Opposition presidential candidate Moon Jae-in posted content on TH to garner their support.
During the last presidential election, spokespersons from both conservative and liberal camps argued with each other mentioning TH and Ilbe.
This led to a wide-range probe on alleged poll intervention by the country’s National Intelligence Service (NIS).
Prosecutors raided the headquarters of the NIS on April 30 to investigate allegations that agents might have attempted to influence the election by posting “malicious replies and messages” discrediting Moon on TH from last September.
Ilbe: conservatives or neo-Nazi?
Between the two websites, the more actively and ferociously engaged in the real world is Ilbe, although some of its members’ moves and rhetoric are deemed are neo-Fascist or neo-Nazi.
On May 10, an entertainment agency representing Hwang Min-u, better known as “Little Psy,” filed a complaint against 8 Ilbe users who allegedly posted racial slurs and other insults abusing the 8-year-old boy.
Hwang, born to a Korean father and a Vietnamese mother, leapt to stardom when he featured in the rapper’s “Gangnam Style” music video.

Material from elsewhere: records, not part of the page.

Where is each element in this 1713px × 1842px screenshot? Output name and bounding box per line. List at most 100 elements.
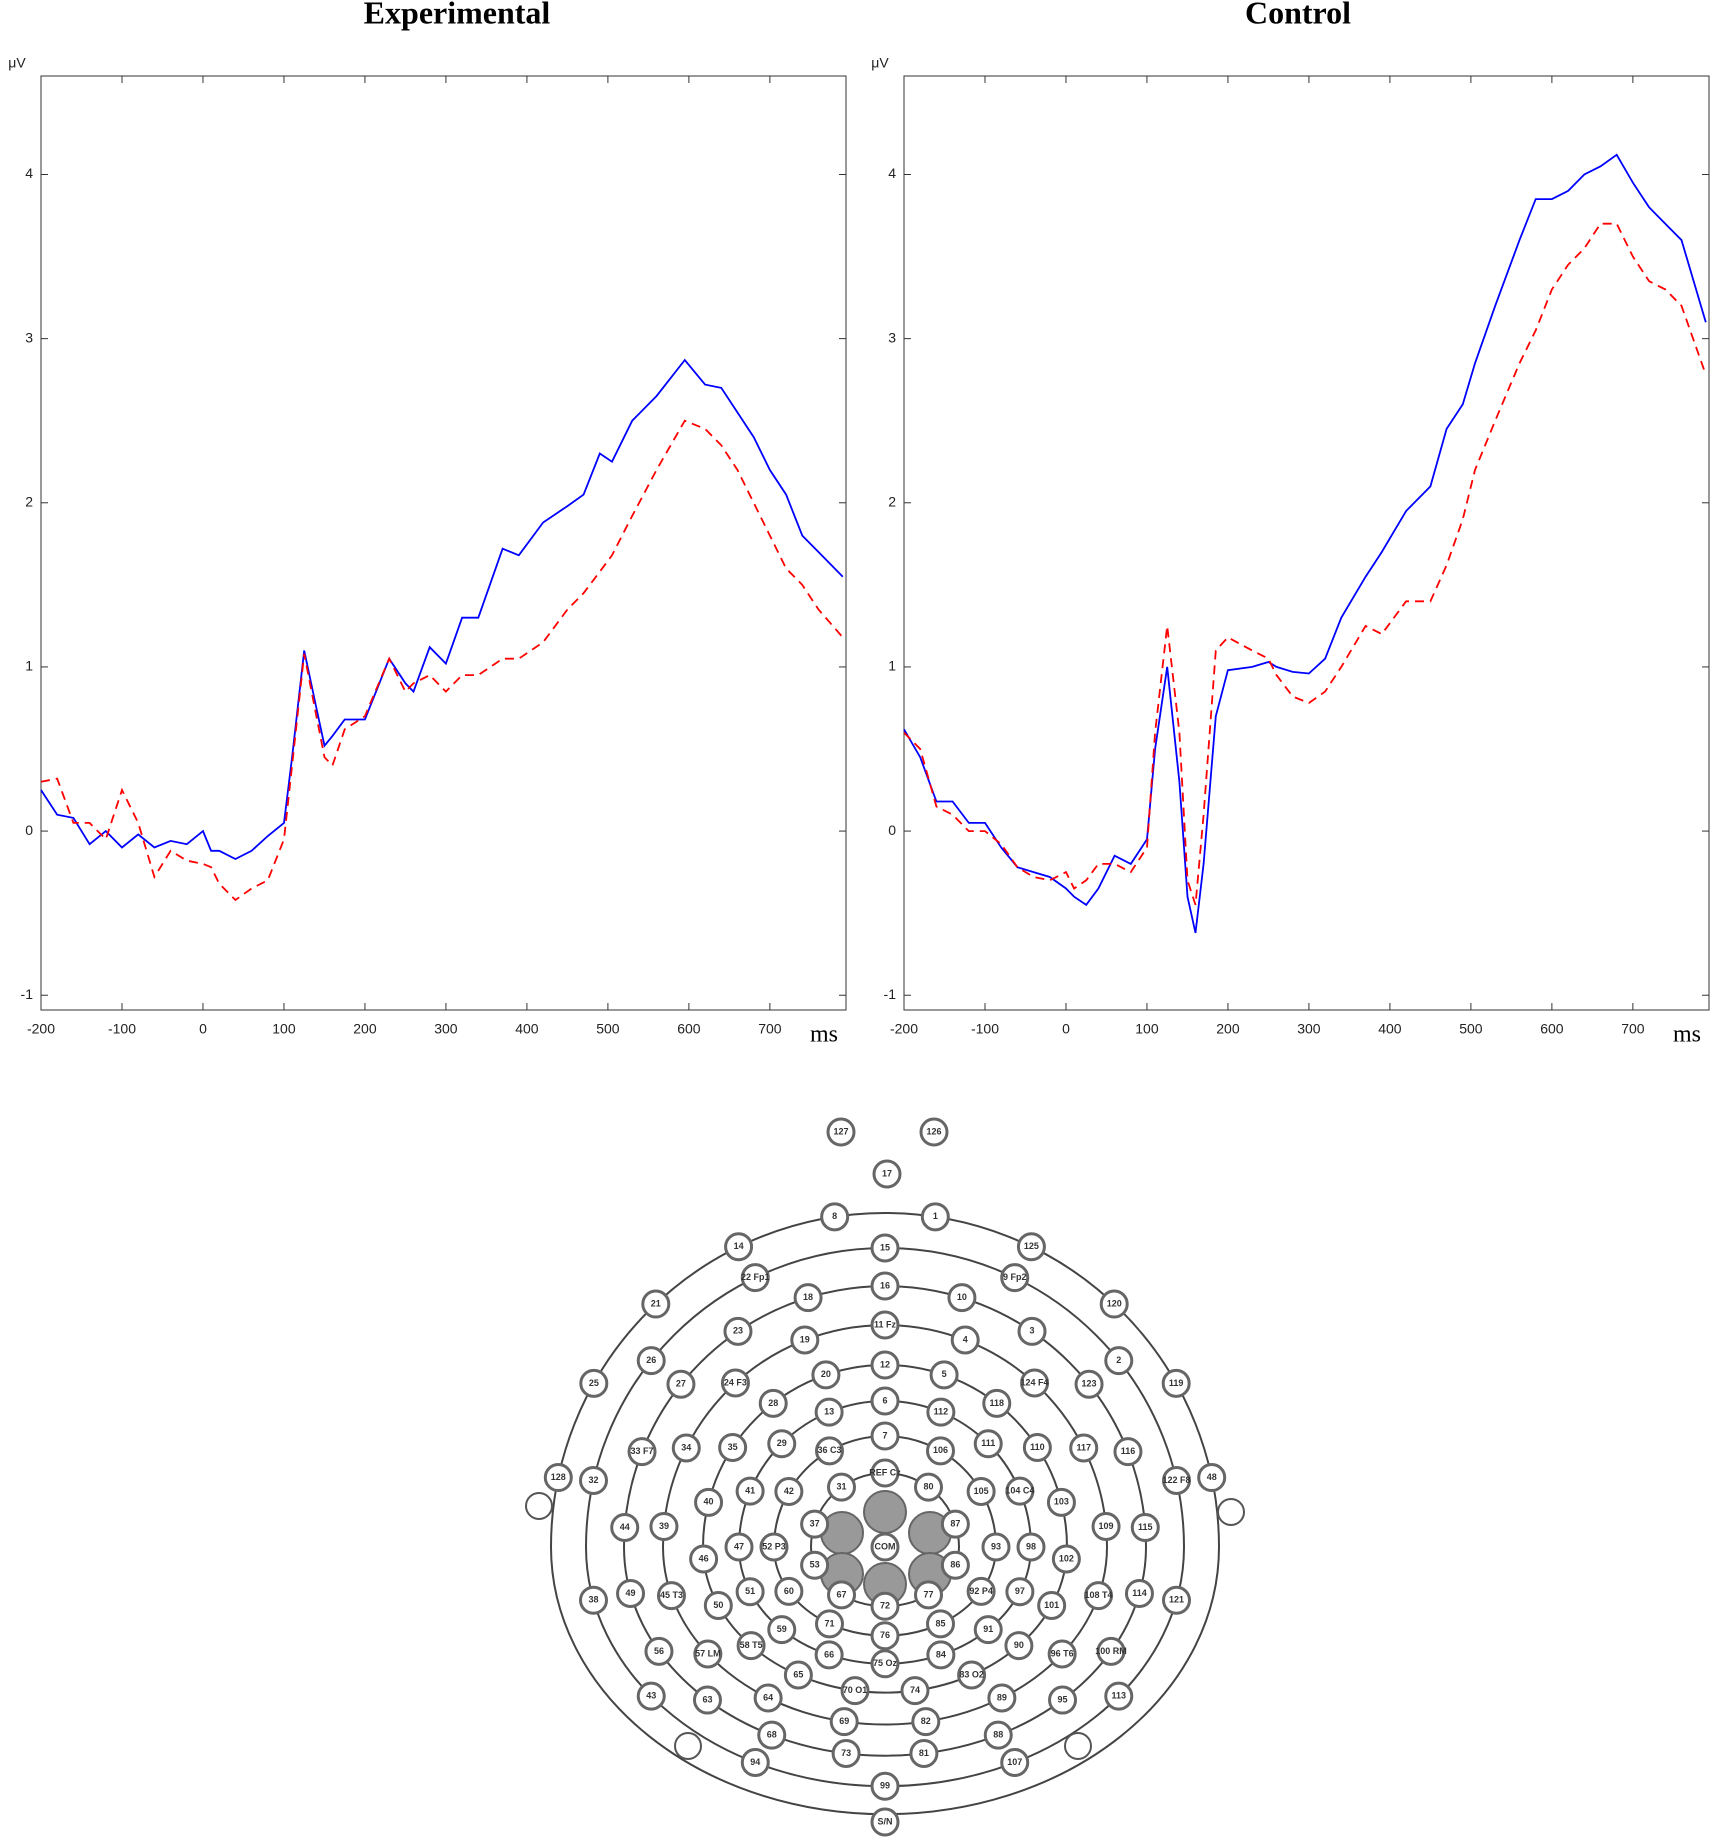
electrode: [666, 1369, 696, 1399]
electrode-label: 103: [1054, 1497, 1069, 1507]
electrode-label: 67: [836, 1589, 846, 1599]
electrode: [793, 1283, 823, 1313]
electrode-label: 45 T3: [660, 1590, 683, 1600]
chart-title: Experimental: [364, 0, 551, 30]
electrode: [720, 1368, 750, 1398]
electrode: [811, 1360, 841, 1390]
x-axis-label: ms: [810, 1022, 838, 1048]
electrode: [926, 1397, 956, 1427]
electrode: [820, 1202, 850, 1232]
electrode: [1017, 1316, 1047, 1346]
electrode: [929, 1360, 959, 1390]
electrode: [966, 1576, 996, 1606]
electrode: [870, 1386, 900, 1416]
y-tick-label: 3: [888, 329, 896, 345]
electrode: [870, 1350, 900, 1380]
electrode: [926, 1609, 955, 1639]
electrode: [694, 1487, 724, 1517]
electrode: [870, 1310, 900, 1340]
electrode: [757, 1720, 787, 1750]
data-line: [40, 358, 844, 861]
electrode: [774, 1576, 804, 1606]
electrode: [1047, 1639, 1077, 1669]
electrode-label: 93: [991, 1541, 1001, 1551]
electrode: [1004, 1631, 1034, 1661]
electrode-label: 38: [588, 1595, 598, 1605]
electrode-label: 90: [1014, 1640, 1024, 1650]
x-tick-label: 500: [596, 1021, 620, 1037]
electrode-label: 94: [750, 1757, 760, 1767]
electrode: [578, 1465, 608, 1495]
electrode-label: 10: [957, 1292, 967, 1302]
electrode: [641, 1289, 671, 1319]
x-tick-label: 100: [272, 1021, 296, 1037]
electrode-label: 85: [935, 1618, 945, 1628]
electrode-label: 52 P3: [762, 1541, 786, 1551]
electrode-label: 117: [1076, 1442, 1091, 1452]
electrode-label: 86: [950, 1560, 960, 1570]
electrode-label: 89: [997, 1692, 1007, 1702]
electrode-label: 109: [1099, 1521, 1114, 1531]
electrode-label: 96 T6: [1051, 1648, 1074, 1658]
x-tick-label: 200: [353, 1021, 377, 1037]
electrode-label: 80: [923, 1482, 933, 1492]
electrode-label: 25: [589, 1378, 599, 1388]
electrode: [1046, 1487, 1076, 1517]
electrode-label: 21: [651, 1298, 661, 1308]
ring: [550, 1212, 1221, 1816]
electrode-label: 20: [821, 1369, 831, 1379]
electrode: [1022, 1432, 1052, 1462]
data-line: [40, 419, 844, 902]
electrode: [1005, 1476, 1035, 1506]
electrode-label: 26: [646, 1355, 656, 1365]
electrode-label: 34: [681, 1442, 691, 1452]
open-electrode: [525, 1492, 553, 1520]
electrode: [1161, 1368, 1191, 1398]
x-tick-label: -100: [971, 1021, 999, 1037]
electrode-label: 29: [777, 1438, 787, 1448]
x-tick-label: 700: [758, 1021, 782, 1037]
electrode: [829, 1707, 859, 1737]
electrode: [1005, 1577, 1035, 1607]
electrode-label: 13: [824, 1406, 834, 1416]
electrode-label: 4: [963, 1334, 968, 1344]
electrode: [1197, 1463, 1227, 1493]
y-tick-label: 4: [888, 165, 896, 181]
electrode: [870, 1458, 900, 1488]
electrode: [740, 1263, 770, 1293]
electrode-label: 84: [936, 1649, 946, 1659]
electrode-label: 22 Fp1: [741, 1272, 770, 1282]
electrode: [926, 1436, 955, 1466]
electrode: [610, 1512, 640, 1542]
electrode-label: 73: [841, 1748, 851, 1758]
electrode-label: 124 F4: [1021, 1377, 1049, 1387]
electrode: [692, 1685, 722, 1715]
electrode: [913, 1472, 943, 1502]
electrode: [826, 1117, 856, 1147]
y-tick-label: -1: [21, 986, 34, 1002]
electrode-label: 15: [880, 1242, 890, 1252]
electrode: [578, 1585, 608, 1615]
electrode-label: 17: [882, 1168, 892, 1178]
electrode: [1104, 1346, 1134, 1376]
electrode-label: 56: [654, 1646, 664, 1656]
electrode-label: 112: [934, 1406, 949, 1416]
electrode: [913, 1580, 943, 1610]
ring: [585, 1247, 1186, 1788]
electrode-label: 74: [910, 1685, 920, 1695]
y-tick-label: 1: [25, 658, 33, 674]
electrode-label: 51: [745, 1586, 755, 1596]
x-tick-label: 400: [1378, 1021, 1402, 1037]
electrode-label: COM: [875, 1541, 896, 1551]
electrode: [724, 1232, 754, 1262]
electrode-label: 83 O2: [959, 1669, 984, 1679]
electrode-label: 115: [1138, 1522, 1153, 1532]
electrode-label: 65: [793, 1669, 803, 1679]
electrode: [758, 1388, 788, 1418]
electrode-label: 75 Oz: [873, 1658, 898, 1668]
electrode: [689, 1544, 719, 1574]
electrode: [1099, 1289, 1129, 1319]
electrode-label: 42: [784, 1486, 794, 1496]
ring: [623, 1285, 1148, 1757]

But the Ilbe bullies made him a target of online abuse, calling Hwang the “child of an inferior race.”
On May 14, Jeon Hyo-sung, a singer of the female pop group Secret, came under fire after she ignorantly said in a radio interview that “We are a team that respects the individuality of each member, because we don’t do the democratization thing.”
The most famous Ilbe-term, “democratization,” is misleadingly used to mean “monoculture,” “uniformity” or “crowd justice,” unlike its actual meaning: “to make or become democratic.”
Instead of “dislike” buttons, the ultra-conservative website uses “democratization” button, with a thumb down symbol.
While most Korean Internet users denounced her as idiotic, or may be Ilbe-like biased, Ilbe users hailed her nicknaming her “Ilbe Goddess.”
Alongside “democratization,” many words are used as different or opposite from their original meanings in the Ilbe language world.
They call the May 18 Gwangju Democratic Movement a “riot” and insult former sex slaves of the Japan’s wartime military as “prostitutes on an expedition.”
On the other hand, they praise former President Chun Doo-hwan, the strongman who ruled the country with his iron fist in the 1980s, as “Chun-tank,” adding tank, the symbol of his dictatorship, after his surname.
For a country that experienced a painful process in achieving democracy, which was accompanied by bloody civilian suppression and the marginalizing of working-class citizens, the fact that they use these terms with such an interpretation draws criticism from other non-Ilbe netizens.
The administrator of Ilbe notifies that “Postings harming others, exposing others’ personal information, containing obscene material, racial or nationalistic slurs are strictly prohibited on this site and violators will be banned from accessing it.”
But it affects almost no one, since the site attracted the huge number of current users by minimizing administrators’ interference in users’ postings.
An Ilbe user said on condition of anonymity that “Do not try to understand or comprehend Ilbe or TH users and things done by us and them with logic. It is just a phenomenon that happens that cannot be explained.”
“Having fun in the community is just all,” said the user in his early 20s.
Asked if he ever felt guilty that someone might hurt because of reckless rhetoric or activities, he said “You can’t live in the Internet era with such a sentimental mindset.”
“Do not judge all Ilbe users’ as villains. Things in Ilbe are raw expressions of what its users believe. Many Ilbe users’ probably agree with me,” he added.
Anti-Ilbe users argue that the ultra-conservative community should be designated as a harmful website and be blocked.
An official at the Korea Communications Standards Commission said that if a website is operated for illegal purposes, it can be forcibly shut down. But it is difficult to call Ilbe an illegal website, because it is a community site where netizens post their opinions freely, he said.